支持向量机号称机器学习中最好的算法——存在最优解,而且一般问题都可以得解。但是算法需要的存储空间和计算复杂度较大,不大适合大数据量的运算,不过经过platt发明的SMO简化运算后,效率可以提高很多。以下是笔者用Matlab语言写的支持向量机两分类问题的源码,因为在网络上得到各位前辈的指点,受益颇多,因此不敢藏私,分享如下,也欢迎有志于机器学习、神经网络、模式识别和时间序列预测的各位一起讨论,共同完善,谢了先。

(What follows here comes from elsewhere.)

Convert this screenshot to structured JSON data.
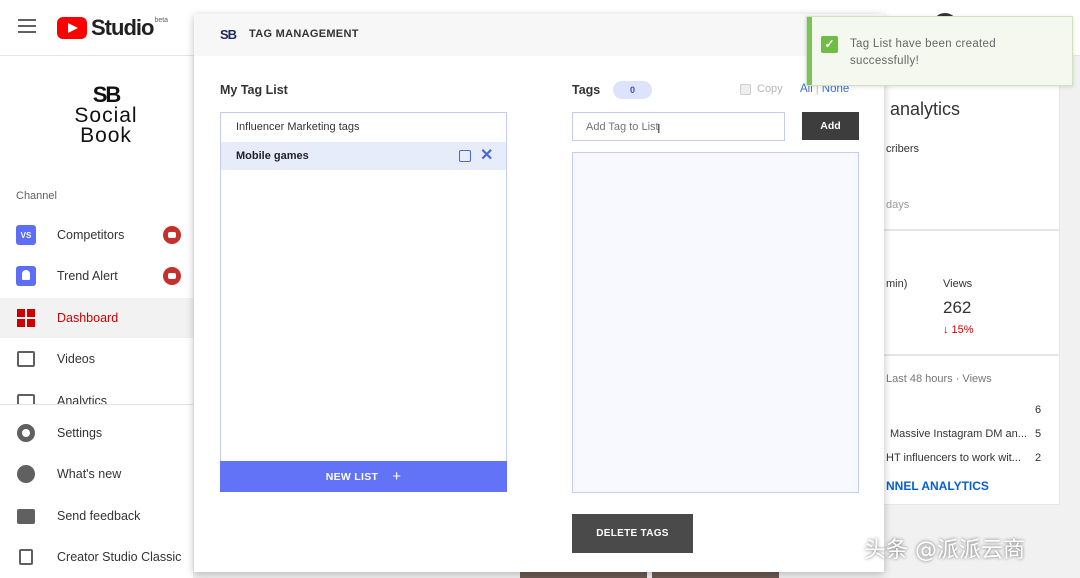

支持向量机的理论、原理可以参考一下链接,并借此感谢原文作者:July、pluskid ;
http://blog.csdn.net/v_july_v/article/details/7624837
这是双月两分类问题的分类结果,训练样本300个点,验证样本2000个点;红色为决策超平面,红色*点是支持向量,分类误差5个点,误差率0.25%,考虑到这是一种不可分模式,这样的误差可以接受了。
言归正传,源码如下:
%SMO algorithm solve the SVM optimization question;
%build the inner kernel at first, since the optimization algorithm is the
%easiest.
%then develop to the selection method;
%-------------------20140204----------------------------------------------
%revise the stop judgement:whether the alpha parameters and related points
%meet the KKT conditions. no obvious improvement.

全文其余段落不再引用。